Goodspeed’s Space Constraints Bring Out The Inventiveness In Designers

Professional designers know what it is to come up with effects that work in confined spaces. But usually, when the wings are tight, you can fly pieces, or when there’s no fly space, you can make innovative use of doors, traps or turntables. One space where design is at a premium, but space is practically non-extant, is the Victorian-era opera house on the banks of the Connecticut River, home of Goodspeed Musicals.

Built in the year of America’s centennial (not bicentennial, centennial, as in 1876) and restored in 1963 as a house for revivals and new musicals, the 398-seat playhouse is on the fourth floor of a historic structure, placing significant constraints on what can and cannot be done. In the restoration of the 1960s, the stage was expanded, incorporating what had been audience boxes downstage right and left. Three permanent motorized winch tracks were set in a stage floor raked at 3/16” per foot. Because of its historic status, it wouldn’t have been acceptable to expand the building’s exterior or, for that matter, to add so much as an external door to the stage house.

James Noone, who has designed musicals at Goodspeed from time to time since 1990, says that “standing on the empty stage and seeing just how little space there is can give you a heart attack. Sometimes we have to get directors to come see the space before they believe what we say about the constraints.” He said he thought the stage right wing was 4’ and found it difficult to believe it was actually eight.

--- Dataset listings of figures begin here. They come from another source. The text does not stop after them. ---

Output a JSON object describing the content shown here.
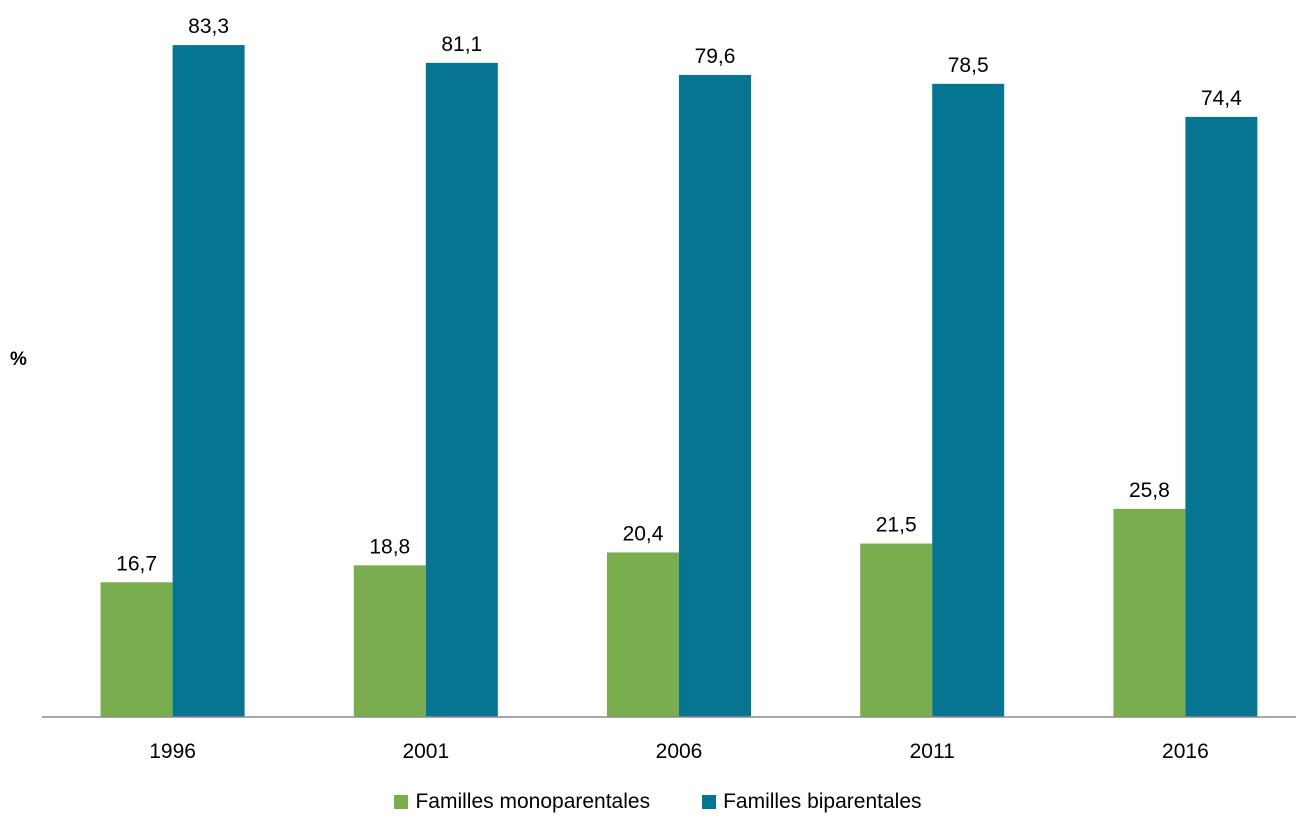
{
  "chart_data": {
    "type": "bar",
    "title": "",
    "xlabel": "",
    "ylabel": "%",
    "ylim": [
      0,
      90
    ],
    "grid": false,
    "legend_position": "bottom",
    "categories": [
      "1996",
      "2001",
      "2006",
      "2011",
      "2016"
    ],
    "series": [
      {
        "name": "Familles monoparentales",
        "color": "#79ad4e",
        "values": [
          16.7,
          18.8,
          20.4,
          21.5,
          25.8
        ],
        "labels": [
          "16,7",
          "18,8",
          "20,4",
          "21,5",
          "25,8"
        ]
      },
      {
        "name": "Familles biparentales",
        "color": "#057592",
        "values": [
          83.3,
          81.1,
          79.6,
          78.5,
          74.4
        ],
        "labels": [
          "83,3",
          "81,1",
          "79,6",
          "78,5",
          "74,4"
        ]
      }
    ]
  }
}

Bradley Spachman, who has stage managed at Goodspeed for the last 14 years, confirms that the stage right wing is a full 8’ but points out that stage left wing is even more commodious: “It’s a full 8’1”!”

What is more, there’s no upstage cross-over. Noone recalls one show when they had a “rather large actor” that the director wanted to enter stage right. “But the access door on stage right is only about 2’ wide, and he just couldn’t fit through. I had to go to the director and ask that he find a tactful way to re-block the scene’s entrance.”

The stage floor doesn’t have a turntable so, “whenever we have to have a revolve, it means building a deck over the stage as we did for Finian’s Rainbow in 1997,” says Spachman. They made the turntable a mound where Finian buried the pot of cold.

They also built a show deck for Singin’ In The Rain in 2007 which Noone designed. Under the deck was a waterproof membrane and catch channels for the famous dance in the rain. Unlike many other productions which build a sled for the sloshing scene, they had to shower the main set. “It’s a good thing that number ends the first act,” says Spachman. “Intermission was spent squeegee-ing and buffing the floor for the act two ballet. It was a big safety concern but I learned one thing: you can get grip tape in different colors so we could mark safe walkways.”

Most of the time, when the footprint of the stagehouse doesn’t provide a lot of wing space, you can roll set pieces off into adjoining rooms such as halls, storage rooms or scene shops, but not at Goodspeed. “Even if there was a door in the back wall, since we’re four stories over the bank of the river, shoving a set piece out wouldn’t work,” says Spachman. Noone adds that he recalls one particularly difficult load in session when part of the set for his first show at Goodspeed—Bells are Ringing—did, in fact, end up in the Connecticut River.

At other times they had to use the shaft for the elevator off stage left for storage of a large set piece to free space on stage. For Pippin, they had a 15’ steel structure that had to track up and down stage as well as right to left. Spachman says, “We unknifed it from the tracks, collapsed it to fit the 2’3”x12’ space and shoved it into The Shaft to clear stage space for the finale.”

Complicating the challenge, especially for lighting designers, is the fact that the flyless grid above the stage is confined by the mansards of the roof so that, while the stage may well be 18’ across, the grid above is only 14’ at some spots. That confined space must be shared with rolled drops and suspensions, and the line-of-sight for some lighting effects can be more than just a little challenging.

Spachman says that many of these space constraints can be found in many houses. “When I started freelancing, I thought Goodspeed was unique, but I’ve learned there are many others with some of the same constraints. It’s just that, at Goodspeed, you get them all in the same house. Once you’ve worked here, you find you can shrug off the constraints elsewhere. It’s all part of the game,” he says.